Boeing is offering two flavours of in-flight entertainment and connectivity (IFEC) solutions: the Thales TopSeries Avant, and the Panasonic eX3. Other than it being Android-based, we don't have any details on the eX3 — but, rather conveniently, two days ago, Qatar Airways showed off its recently-delivered 787 Dreamliner at the Farnborough International Airshow in the UK — and inside there are 254 seats, all equipped with the Thales IFEC.

There are two classes in the Qatar Airways 787, economy and business, and they're outfitted with 10in and 17in touchscreen IFECs respectively. The IFECs are completely integrated — all of the hardware is stored in the seat-back unit (there's no under-seat box). And the hardware spec... well, this is the bit that blew my mind.

Each IFEC has an STMicro dual-core ARM processor, 1GB of RAM, and a 256GB (!) SSD. There's also a main server, which features 32 x86 cores (so, quad-CPU Xeon or Opteron), 128GB of RAM, and a further 4TB of SSD storage.

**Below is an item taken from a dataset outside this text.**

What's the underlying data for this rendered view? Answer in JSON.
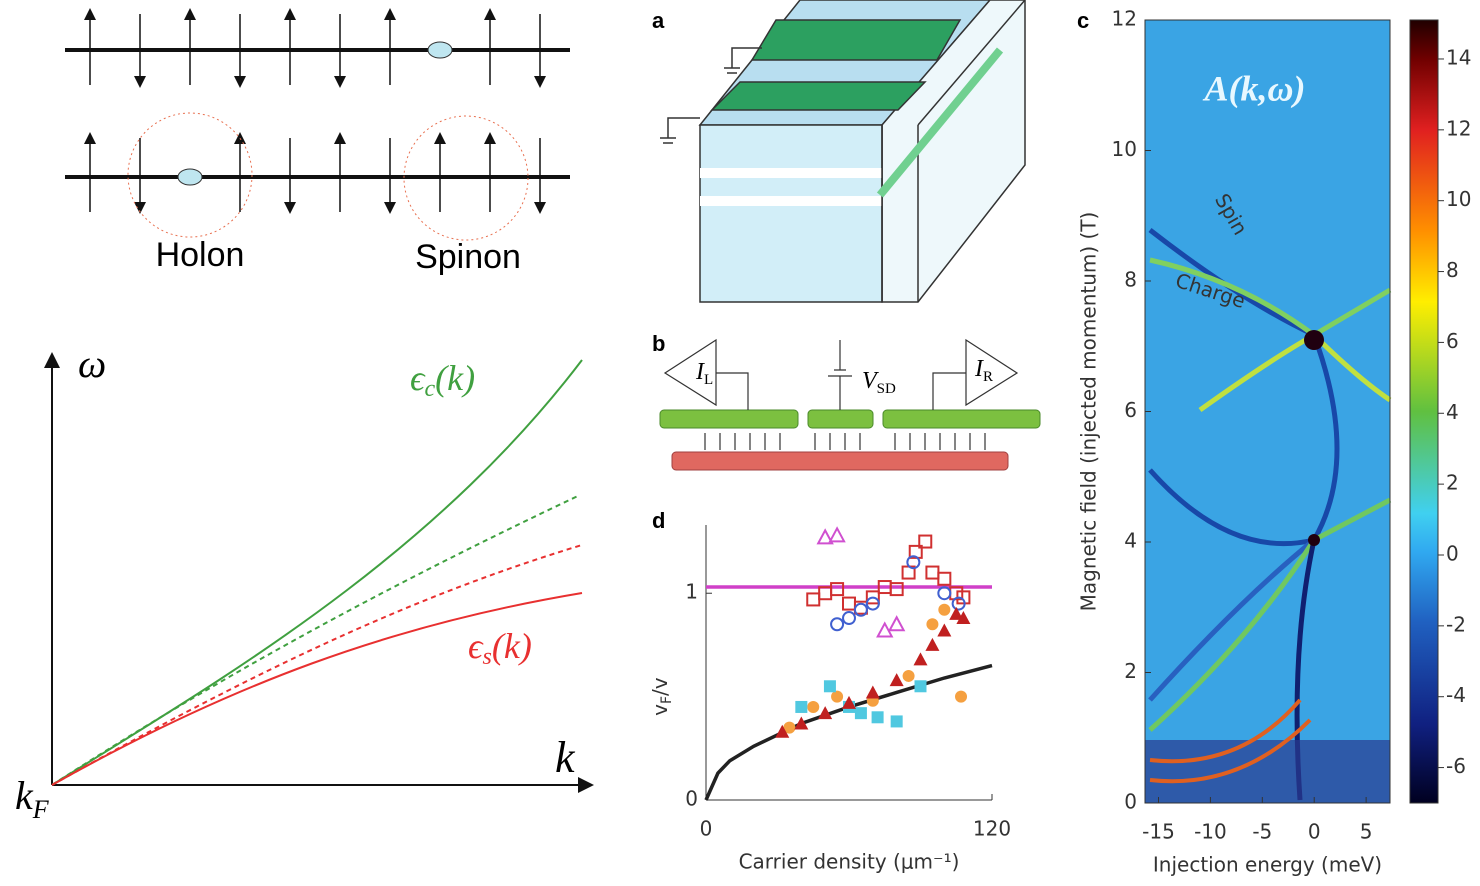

Optionally, the Avant can be equipped with what looks like a pull-out Android handset (a Touch Passenger Media Unit) — presumably for running Android apps that aren't suited to the large screen.

Software-wise, we don't know much beyond the fact that both the Thales and Panasonic units will run a customised version of Android. Given the time frame, we're probably talking about Android 2.3 or 3.0 — but looking at the photo (top), which looks nothing like Android except for the three buttons in the bottom right corner, Thales is probably just using Android because a) it's free, and b) it has a large software ecosystem that passengers can leverage.

All told, a Qatar Airways Dreamliner has 508 ARM cores, 32 x86 cores, 382GB of RAM, and 69 terabytes of solid-state storage. Apparently the planes will also be outfitted with Wi-Fi — no surprise there — and 3G GSM, presumably via a GSM microcell, which bounces phone calls and data off a satellite and back down to earth. You should be able to make normal telephone calls on your mobile phone, perhaps even without incurring additional fees — except during taxi, take off, and landing, of course. British Airways is also expected to use the Thales system in its Boeing 787s (and in its Airbus A380s) when they roll out next year.

Now, here's the crazy bit: according to VR-Zone, the TopSeries Avant is 80 per cent lighter than other IFEC solutions that use hard drives and under-seat boxes. Multiplied by 254, using back-of-the-napkin math, this results in a fuel economy improvement of 0.8 per cent — or, assuming two flights a day, a saving of 528 gallons of jet fuel. In a year, that's a saving of nearly £1 million — which is rather more than the cost of 69 terabytes of solid-state storage.

This is why, incidentally, airlines constantly refurbish their planes with lighter, more advanced furnishings — and why the 787, which is made from composite materials instead of aluminium, uses 20 per per cent less fuel than the similarly-sized Boeing 767.